Ultimately though, the inc instruction desguared into an add instruction, and we figured it would just be easier to use the add instruction. To be honest I don’t quite remember why I did that, but hey it works. Once we figured out add1, implementing it’s dual sub1 was quite trivial. The next unary operator we wanted to implement was zero?. Now implementing this in x86 is pretty straightforward since we store all of our values in registers, and you can use cmp to compare the register to 0. Then you can use cmov to move the boolean value into the return register. While implementing the core logic was easy, we weren’t able to get the correct representation of boolean. In haskell-wasm, they don’t support Wasm if statements for whatever reason. So we had to get creative. We ended up creating a separate bit representation of types for the Wasm backend in comparison to the x86 backend. This made it so that I could modify the representation of booleans. We just swapped the representation of true and false - this was because eqz returns a 1 if true and a 0 if false. By doing so, I could uniformly apply a bitshift and then a constant add and consistently ensure that I got the right representation for booleans after a comparison operator.

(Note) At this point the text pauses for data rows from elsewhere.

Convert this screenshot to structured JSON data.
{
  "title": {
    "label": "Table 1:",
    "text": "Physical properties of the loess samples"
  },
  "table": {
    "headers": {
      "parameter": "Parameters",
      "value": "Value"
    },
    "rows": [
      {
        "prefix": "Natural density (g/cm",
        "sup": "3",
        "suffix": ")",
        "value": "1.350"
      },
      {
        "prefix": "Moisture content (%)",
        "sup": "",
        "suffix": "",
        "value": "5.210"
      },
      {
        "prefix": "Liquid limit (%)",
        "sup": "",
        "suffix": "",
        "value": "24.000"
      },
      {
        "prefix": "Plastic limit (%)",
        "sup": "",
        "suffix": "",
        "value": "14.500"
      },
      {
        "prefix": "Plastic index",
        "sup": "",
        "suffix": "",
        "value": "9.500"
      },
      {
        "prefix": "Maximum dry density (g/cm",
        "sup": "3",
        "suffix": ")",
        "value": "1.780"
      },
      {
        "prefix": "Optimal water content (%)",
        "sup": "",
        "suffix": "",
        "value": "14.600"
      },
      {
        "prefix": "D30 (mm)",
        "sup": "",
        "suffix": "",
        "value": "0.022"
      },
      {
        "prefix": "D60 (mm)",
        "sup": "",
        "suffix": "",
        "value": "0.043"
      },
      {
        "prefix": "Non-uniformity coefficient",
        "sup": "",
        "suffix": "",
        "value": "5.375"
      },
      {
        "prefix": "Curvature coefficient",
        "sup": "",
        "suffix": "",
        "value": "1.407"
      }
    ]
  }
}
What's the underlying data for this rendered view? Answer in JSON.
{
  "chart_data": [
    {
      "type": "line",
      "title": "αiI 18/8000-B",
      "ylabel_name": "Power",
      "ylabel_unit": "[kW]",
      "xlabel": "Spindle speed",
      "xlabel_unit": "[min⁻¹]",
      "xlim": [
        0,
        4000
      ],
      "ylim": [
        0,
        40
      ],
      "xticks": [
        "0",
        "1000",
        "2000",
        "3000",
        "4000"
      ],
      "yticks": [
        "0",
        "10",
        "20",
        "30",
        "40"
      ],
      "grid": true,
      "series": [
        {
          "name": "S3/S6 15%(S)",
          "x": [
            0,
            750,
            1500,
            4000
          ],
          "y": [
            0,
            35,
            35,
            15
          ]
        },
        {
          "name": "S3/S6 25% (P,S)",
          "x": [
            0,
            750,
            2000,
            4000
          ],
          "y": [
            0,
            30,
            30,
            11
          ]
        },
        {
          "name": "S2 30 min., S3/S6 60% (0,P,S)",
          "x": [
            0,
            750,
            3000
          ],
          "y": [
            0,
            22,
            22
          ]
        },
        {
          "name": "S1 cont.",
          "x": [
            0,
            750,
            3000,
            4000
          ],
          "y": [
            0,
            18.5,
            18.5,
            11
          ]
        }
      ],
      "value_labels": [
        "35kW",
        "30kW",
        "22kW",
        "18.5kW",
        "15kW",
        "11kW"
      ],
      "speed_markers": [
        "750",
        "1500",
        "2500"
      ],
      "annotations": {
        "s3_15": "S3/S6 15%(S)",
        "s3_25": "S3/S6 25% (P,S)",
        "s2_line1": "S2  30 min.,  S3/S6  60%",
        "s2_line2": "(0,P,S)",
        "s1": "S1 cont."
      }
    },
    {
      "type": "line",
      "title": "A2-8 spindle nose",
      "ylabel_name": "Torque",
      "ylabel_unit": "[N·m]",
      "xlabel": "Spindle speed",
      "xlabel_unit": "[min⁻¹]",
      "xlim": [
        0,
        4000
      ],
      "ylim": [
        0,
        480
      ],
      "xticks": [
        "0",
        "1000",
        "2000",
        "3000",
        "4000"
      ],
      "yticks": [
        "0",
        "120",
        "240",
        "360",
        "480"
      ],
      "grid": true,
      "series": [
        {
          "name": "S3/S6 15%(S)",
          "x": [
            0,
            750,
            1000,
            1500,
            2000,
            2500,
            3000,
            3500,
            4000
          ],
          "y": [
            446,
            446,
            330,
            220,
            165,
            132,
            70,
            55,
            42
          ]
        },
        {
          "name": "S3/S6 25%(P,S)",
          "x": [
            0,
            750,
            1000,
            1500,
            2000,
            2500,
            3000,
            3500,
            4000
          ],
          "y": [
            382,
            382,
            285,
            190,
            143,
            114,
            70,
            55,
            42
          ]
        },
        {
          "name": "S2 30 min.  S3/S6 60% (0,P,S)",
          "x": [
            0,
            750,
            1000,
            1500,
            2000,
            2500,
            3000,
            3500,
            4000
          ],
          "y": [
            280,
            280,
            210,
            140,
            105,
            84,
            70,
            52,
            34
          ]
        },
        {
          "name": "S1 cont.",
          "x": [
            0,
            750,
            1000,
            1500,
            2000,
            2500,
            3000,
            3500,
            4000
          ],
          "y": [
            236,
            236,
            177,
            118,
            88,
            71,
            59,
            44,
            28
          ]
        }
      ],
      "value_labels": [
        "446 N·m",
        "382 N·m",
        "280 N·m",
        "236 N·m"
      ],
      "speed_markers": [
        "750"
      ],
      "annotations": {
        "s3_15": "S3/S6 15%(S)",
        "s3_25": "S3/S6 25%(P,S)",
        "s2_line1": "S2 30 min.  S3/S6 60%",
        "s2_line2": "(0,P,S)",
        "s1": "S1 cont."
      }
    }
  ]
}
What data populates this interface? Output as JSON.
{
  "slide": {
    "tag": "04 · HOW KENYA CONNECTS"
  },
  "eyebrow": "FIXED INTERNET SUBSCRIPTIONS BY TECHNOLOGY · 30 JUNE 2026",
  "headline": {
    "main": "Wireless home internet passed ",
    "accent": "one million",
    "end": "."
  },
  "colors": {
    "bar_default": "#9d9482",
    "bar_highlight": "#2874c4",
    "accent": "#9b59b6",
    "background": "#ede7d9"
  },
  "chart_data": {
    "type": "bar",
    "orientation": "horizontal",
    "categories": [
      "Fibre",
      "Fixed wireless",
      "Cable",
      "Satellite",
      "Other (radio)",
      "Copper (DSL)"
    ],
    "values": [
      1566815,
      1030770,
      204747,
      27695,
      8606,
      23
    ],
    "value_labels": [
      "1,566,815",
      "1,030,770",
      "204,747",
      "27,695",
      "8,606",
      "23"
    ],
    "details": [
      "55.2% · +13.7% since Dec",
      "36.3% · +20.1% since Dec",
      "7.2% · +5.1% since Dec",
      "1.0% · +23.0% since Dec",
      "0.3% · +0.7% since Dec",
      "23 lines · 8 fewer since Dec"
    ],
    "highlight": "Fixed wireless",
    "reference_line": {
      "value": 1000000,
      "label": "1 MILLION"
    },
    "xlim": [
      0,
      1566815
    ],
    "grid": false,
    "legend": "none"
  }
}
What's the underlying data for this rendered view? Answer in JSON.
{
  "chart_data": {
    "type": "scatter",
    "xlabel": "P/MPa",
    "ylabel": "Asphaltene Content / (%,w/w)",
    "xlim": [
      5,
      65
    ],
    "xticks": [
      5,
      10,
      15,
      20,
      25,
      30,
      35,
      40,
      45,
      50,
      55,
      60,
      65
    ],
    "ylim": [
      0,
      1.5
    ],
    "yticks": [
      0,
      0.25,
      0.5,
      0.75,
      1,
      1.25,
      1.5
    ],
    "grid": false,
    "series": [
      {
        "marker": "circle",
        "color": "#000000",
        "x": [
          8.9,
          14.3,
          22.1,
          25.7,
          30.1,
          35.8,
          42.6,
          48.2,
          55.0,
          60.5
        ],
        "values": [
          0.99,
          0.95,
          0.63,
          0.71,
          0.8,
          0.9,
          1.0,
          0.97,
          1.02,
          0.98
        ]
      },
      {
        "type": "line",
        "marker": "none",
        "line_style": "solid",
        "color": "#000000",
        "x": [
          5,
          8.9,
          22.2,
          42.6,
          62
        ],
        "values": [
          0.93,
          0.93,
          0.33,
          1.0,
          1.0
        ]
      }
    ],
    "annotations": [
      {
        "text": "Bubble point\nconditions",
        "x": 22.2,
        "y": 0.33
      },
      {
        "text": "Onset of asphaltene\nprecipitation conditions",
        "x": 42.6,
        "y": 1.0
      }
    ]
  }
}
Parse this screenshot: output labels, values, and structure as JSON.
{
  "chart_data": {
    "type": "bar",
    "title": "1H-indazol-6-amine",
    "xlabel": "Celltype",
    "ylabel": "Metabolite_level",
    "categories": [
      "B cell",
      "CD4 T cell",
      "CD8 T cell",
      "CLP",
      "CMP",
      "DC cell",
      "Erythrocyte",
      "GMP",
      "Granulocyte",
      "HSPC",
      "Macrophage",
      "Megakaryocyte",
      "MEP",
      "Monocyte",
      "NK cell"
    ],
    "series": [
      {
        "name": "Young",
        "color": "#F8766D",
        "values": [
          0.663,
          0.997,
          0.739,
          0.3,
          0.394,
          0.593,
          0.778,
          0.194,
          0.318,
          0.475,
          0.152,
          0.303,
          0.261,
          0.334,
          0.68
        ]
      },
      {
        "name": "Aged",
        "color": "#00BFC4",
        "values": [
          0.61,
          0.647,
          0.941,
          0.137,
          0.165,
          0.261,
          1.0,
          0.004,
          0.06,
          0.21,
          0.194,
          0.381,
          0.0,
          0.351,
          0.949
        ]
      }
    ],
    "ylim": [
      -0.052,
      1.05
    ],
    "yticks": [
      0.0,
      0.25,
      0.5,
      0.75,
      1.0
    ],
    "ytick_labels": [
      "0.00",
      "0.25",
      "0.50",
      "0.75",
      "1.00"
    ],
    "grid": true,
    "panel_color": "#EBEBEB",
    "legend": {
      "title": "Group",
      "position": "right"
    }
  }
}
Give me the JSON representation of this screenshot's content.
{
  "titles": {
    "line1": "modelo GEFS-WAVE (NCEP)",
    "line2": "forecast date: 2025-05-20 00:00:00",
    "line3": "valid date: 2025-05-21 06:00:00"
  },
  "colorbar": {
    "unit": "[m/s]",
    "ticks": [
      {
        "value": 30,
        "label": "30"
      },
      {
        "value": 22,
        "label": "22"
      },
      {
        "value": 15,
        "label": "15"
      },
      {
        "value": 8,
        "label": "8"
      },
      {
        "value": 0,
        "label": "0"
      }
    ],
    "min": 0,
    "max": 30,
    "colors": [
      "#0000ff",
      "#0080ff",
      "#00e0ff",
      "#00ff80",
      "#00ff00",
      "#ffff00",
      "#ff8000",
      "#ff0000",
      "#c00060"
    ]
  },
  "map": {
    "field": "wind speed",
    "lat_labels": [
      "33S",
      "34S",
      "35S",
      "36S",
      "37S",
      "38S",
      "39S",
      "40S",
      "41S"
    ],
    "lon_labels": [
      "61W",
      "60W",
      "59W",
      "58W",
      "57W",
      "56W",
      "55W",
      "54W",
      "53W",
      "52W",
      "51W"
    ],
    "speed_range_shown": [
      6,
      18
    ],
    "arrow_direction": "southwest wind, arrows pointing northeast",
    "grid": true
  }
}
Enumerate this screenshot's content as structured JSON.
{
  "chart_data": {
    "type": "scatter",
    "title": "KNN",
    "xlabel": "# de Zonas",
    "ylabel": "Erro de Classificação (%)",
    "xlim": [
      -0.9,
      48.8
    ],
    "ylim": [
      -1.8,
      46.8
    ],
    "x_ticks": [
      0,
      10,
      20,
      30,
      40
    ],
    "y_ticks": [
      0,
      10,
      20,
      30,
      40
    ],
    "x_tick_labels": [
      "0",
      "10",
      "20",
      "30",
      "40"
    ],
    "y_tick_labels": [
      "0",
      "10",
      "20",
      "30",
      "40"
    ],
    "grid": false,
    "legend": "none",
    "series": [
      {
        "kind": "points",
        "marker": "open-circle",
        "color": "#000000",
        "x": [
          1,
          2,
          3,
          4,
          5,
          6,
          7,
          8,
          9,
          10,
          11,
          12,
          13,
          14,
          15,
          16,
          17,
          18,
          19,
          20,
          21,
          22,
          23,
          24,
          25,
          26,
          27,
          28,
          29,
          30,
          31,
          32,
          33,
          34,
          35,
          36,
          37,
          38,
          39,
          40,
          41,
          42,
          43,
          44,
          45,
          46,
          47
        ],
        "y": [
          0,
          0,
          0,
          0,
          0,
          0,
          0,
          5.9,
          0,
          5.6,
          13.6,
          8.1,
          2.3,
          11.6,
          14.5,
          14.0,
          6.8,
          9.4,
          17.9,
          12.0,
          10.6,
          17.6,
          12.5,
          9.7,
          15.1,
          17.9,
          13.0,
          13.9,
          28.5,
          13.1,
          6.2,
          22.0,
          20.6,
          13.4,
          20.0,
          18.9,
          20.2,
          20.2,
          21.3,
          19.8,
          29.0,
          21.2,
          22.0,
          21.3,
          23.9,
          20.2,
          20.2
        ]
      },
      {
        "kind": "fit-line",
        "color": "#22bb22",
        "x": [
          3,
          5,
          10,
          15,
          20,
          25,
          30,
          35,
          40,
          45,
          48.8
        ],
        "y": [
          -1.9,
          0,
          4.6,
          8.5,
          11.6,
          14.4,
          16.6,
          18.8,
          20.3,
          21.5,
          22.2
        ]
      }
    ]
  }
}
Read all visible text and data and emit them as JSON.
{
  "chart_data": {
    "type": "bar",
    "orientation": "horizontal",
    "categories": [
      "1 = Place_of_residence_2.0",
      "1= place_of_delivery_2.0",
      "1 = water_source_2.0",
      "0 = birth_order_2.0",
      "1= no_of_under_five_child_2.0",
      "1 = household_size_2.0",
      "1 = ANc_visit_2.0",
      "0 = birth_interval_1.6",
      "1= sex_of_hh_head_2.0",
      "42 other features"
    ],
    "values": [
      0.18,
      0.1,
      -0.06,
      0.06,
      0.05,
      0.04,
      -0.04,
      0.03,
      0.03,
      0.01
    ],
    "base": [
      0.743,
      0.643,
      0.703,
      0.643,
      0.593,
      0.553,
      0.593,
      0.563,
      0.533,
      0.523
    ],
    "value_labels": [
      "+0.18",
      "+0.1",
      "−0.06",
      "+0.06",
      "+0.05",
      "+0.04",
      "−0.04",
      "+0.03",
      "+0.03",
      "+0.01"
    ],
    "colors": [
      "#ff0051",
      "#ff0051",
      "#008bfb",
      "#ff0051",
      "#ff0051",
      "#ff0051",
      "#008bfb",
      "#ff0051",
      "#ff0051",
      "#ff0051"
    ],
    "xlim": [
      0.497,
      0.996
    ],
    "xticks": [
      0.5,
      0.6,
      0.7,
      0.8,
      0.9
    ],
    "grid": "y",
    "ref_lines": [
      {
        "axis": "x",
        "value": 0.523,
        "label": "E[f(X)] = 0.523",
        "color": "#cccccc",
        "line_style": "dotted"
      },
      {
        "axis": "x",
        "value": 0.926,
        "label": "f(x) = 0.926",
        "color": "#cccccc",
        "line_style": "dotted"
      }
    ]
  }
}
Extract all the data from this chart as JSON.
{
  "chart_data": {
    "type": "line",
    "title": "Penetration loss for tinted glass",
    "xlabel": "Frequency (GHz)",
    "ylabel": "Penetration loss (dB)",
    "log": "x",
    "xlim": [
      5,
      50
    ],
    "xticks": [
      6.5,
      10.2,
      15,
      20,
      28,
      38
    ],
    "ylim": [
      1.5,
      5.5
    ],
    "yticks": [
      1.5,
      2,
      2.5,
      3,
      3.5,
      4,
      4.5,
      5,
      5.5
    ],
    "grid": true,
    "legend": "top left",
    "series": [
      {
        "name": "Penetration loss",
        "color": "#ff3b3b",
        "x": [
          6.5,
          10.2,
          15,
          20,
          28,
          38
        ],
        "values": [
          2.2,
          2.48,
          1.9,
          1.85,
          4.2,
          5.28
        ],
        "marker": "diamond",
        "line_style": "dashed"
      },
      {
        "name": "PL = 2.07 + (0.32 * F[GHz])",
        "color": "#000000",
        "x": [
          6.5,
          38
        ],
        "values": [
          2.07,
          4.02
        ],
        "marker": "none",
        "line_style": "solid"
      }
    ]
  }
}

Another headache with comparison operators, is that for whatever reason they operate on the I32 data kind. However, all of our code to this point had been using and working with the I64 data kind. We panicked for a bit, before we realized we could also just use an extend_u instruction to go back to 64 bit and everything would work :) I think that there should be some type magic I can work to make this be generic over the two data kinds, but I was still learning, and I had no idea how to do that. The hackathon ended shortly after, and we all said goodbye before going our separate ways. My friends and I later went to round1 and then got back to the hotel. That night, I added a bit more support for binary operations - namely addition and subtraction, as well as another unary operation to test if something is a character.

Lessons Learned

Overall I had a LOT of fun, and learned a lot. I have a couple thoughts I would like to share here.

Documentation

Oh boy. Where do I even begin? The haskell-wasm package had basically no documentation, and the only comments were just parts of the code that was commented out. The type signatures were very useful once I figured out what they meant, but even getting there took a while. Also, with a package as big as haskell-wasm, the lack of documentation made it really hard to understand the intended approach to doing things and how everything was meant to compose together. I think I understand most of it, and hopefully this project will serve as an example to anyone who wants to try to use haskell-wasm in the future. It was quite hard to understand the intent without any examples. Also, Haskell has a lot of really cool tooling around types (shoutout hoogle), but haskell-wasm wasn’t being indexed for whatever reason? This just added a lot of friction and made things hard.

LLMs

I did not use a single LLM this weekend when implementing my code! Would I have made more progress? Most certainly. But not using LLMs allowed me to really understand at a deeper level what was happening and how everything worked. I feel like I learned way more doing everything myself and it made for a really great experience.

Haskell

I learned a ton about Haskell, including some more advanced (for me) features such as the function composition operator, fmap and do notations for basic operations involving monads. There is still a lot to learn, and I am sure that experienced Haskellers will have many suggestions when looking at the code. The Haskell type system is quite helpful, and even though the errors may not be as good as cargo, they are still quite helpful. Also, it was usually pretty obvious what the errors were when I made them, so I didn’t feel the lack of cargo errors that much. Also, GHC extensions are WILD. I only learned the bare minimum about Data kinds, but I feel like my brain expanded so much. It’s so cool to see a lot of cool type system stuff advanced in Haskell, and I look forward to learning about more GHC extensions.

Conclusion

I had so much fun this past weekend learning about Haskell and Wasm as well as building a compiler. Compilers are super neat and fun and I can’t wait to learn and do more!